Soon, you will be receiving your Notice of Assessment in the mail. It is absolutely critical for you to review this Notice as soon as it arrives. You may want to challenge this assessment, but first a primer in
PROPERTY TAX BASICS:
Real estate in Michigan is given two values in the property tax system:
- True Cash Value – is established annually on December 31st. Assessors do this by reviewing sales data for each neighborhood over a period of time looking for trends and applying a percentage of increase/decrease for each neighborhood. This, along with actual physical changes to your property, creates Market Value. Fifty percent of this equals your State Equalized Value (SEV).
- Taxable Value (TV) – is your SEV modified by the limitations on increases set forth in Proposal A (the Headlee Amendment). This means that your TV can never exceed your SEV. This law is meant to keep you from being affordably taxed out of your house.
HOW YOUR PROPERTY TAX IS CALCULATED:
• Multiply the tax (also known as the millage rate) times the TV of your property.
• As your millage rate goes up and down, so goes your property tax.
HOW TO APPEAL:
• Your Notice of Assessment arrives sometime between February 15 and March 15.

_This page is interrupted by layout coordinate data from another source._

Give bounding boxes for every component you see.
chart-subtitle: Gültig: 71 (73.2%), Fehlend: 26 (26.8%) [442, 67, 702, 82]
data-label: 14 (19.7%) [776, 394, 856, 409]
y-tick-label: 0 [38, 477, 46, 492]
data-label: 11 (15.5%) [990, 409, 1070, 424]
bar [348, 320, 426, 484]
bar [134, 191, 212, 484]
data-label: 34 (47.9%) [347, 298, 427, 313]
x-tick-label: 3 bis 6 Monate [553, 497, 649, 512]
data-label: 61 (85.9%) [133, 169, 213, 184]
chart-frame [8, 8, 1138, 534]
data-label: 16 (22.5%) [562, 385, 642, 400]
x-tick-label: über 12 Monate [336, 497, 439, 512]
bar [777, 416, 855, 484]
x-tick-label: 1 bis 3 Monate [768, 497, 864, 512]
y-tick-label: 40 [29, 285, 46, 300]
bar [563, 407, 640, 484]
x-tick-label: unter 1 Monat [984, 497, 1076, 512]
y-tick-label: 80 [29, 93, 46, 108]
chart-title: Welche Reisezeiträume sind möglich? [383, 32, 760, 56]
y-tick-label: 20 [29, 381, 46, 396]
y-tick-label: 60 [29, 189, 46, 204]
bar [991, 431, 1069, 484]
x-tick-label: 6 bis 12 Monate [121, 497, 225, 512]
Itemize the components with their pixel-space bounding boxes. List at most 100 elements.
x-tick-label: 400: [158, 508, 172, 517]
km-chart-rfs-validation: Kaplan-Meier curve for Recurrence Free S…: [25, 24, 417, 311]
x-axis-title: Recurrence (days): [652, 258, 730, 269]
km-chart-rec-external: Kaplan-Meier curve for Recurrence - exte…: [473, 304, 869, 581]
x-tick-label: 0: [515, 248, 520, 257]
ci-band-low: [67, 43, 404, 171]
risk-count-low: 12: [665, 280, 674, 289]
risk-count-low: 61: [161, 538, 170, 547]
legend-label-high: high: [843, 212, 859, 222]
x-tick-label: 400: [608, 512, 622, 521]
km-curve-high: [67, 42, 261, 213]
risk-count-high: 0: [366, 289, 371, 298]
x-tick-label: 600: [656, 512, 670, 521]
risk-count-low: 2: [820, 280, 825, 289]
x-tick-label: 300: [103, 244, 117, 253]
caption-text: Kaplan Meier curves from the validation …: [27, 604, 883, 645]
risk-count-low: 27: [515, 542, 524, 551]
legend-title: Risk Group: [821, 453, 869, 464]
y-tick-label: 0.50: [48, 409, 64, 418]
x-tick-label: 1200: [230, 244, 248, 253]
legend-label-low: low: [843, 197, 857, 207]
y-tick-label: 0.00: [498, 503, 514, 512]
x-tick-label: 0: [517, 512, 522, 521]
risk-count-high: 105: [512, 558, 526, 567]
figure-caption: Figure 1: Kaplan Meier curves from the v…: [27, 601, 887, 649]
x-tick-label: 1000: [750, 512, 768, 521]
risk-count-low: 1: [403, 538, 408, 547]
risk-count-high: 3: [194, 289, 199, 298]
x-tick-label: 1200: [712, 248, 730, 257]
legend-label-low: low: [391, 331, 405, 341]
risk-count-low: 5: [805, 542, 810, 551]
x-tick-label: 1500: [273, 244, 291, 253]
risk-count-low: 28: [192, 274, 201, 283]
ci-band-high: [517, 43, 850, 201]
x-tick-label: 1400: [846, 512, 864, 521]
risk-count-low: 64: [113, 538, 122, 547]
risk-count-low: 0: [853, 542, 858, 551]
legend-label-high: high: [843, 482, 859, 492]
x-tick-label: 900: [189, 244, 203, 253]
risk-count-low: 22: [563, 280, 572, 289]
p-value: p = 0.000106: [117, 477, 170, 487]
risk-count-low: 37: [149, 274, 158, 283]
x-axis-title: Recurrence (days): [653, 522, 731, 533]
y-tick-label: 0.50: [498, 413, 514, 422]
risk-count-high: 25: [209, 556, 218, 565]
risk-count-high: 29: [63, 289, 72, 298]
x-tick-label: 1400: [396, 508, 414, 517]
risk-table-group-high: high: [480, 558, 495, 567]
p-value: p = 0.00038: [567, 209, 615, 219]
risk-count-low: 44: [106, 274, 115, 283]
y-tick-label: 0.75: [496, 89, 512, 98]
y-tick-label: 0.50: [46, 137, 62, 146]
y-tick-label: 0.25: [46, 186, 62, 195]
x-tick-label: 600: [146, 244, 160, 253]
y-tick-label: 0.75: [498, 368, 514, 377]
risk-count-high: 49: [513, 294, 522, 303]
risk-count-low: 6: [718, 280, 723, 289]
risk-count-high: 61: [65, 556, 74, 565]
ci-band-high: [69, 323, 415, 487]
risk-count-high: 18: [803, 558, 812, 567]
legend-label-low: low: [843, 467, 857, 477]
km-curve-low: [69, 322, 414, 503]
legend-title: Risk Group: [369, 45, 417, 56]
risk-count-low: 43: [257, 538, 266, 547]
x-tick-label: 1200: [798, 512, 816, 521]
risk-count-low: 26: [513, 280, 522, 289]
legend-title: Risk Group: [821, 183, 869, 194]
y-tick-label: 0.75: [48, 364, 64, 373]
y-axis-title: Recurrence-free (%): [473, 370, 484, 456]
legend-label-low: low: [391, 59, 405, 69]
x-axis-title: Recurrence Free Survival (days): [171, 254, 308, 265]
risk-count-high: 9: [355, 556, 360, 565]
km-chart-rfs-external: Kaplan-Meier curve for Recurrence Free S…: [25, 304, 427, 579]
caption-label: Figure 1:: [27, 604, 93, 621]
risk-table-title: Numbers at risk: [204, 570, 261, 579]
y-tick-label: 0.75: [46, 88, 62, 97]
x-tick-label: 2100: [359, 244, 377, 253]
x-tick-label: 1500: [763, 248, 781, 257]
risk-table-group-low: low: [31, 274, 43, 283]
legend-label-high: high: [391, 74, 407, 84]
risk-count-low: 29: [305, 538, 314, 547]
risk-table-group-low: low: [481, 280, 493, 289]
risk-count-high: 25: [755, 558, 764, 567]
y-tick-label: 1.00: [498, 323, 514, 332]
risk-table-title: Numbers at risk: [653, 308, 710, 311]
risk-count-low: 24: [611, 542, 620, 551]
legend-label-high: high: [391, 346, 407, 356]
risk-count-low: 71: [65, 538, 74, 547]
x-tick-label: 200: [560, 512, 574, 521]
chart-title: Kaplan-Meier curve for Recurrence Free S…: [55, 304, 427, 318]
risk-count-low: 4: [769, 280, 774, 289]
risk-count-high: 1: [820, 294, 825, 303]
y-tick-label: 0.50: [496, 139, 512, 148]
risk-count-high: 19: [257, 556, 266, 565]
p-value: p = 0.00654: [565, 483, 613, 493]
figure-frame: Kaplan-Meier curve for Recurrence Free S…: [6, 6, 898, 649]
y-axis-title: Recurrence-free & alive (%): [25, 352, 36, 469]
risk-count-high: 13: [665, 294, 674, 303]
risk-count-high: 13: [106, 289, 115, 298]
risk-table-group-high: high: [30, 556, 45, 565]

• Timing is critical – call your Board of Review (BOR) and get yourself on their calendar to appeal your tax assessment. There are a limited number of slots, so do this right away.
• It is your BOR and it is comprised of three, six or nine residents of your community. They meet on the Tuesday following the second Monday in March to hear protests of assessments.
• Your BOR has a procedure for appealing your property taxes. Follow that procedure by obtaining the necessary forms and noting any other requirements.
• Go to the Assessor’s office and ask for a copy of your home’s assessment card. Review it with the Assessor to make sure that you completely understand it and that there are no inaccuracies. This is one of the simplest ways to appeal your taxes.
• You must file a petition with the BOR. The State Department of Treasury has the form. It is available online by clicking here. This form requires you to state an estimate of the true cash value and list your reasons for protesting the Assessor’s valuation. I can help you with this.
AT THE HEARING:
• Present evidence to support your cause. Stating that it is too high is not a reason. Ask a Realtor to provide you with neighborhood recent solds supporting that your taxable value (and therefore your property taxes) should decline.
• You can also provide evidence of property issues such as the roof is shot, need a new septic system, fire damage, basement damage and the like.
• Prepare and bring two copies of your report to the hearing – one for the BOR and one for yourself.
• The better your preparation and evidence, the more likely you are to win.
WHAT CAN HAVE AN AFFECT ON YOUR ASSESSMENT:
• Value goes up or down for the neighborhood
• Physical changes to the property (good or bad), improvements or damage
• Millage goes up or down
• Location, location, location is the single most important factor which determines the value of your home. Do you live within close proximity to a major road, landfill, business, industry or highway?
• The BOR will review your evidence and make a determination of your new SEV and TV. It will usually not be at the hearing, but you will get a determination within a reasonable time period. Ask politely.
• If you feel the BOR’s decision was fair, your appeal process is finished. If not, you may want to file a formal appeal with the State.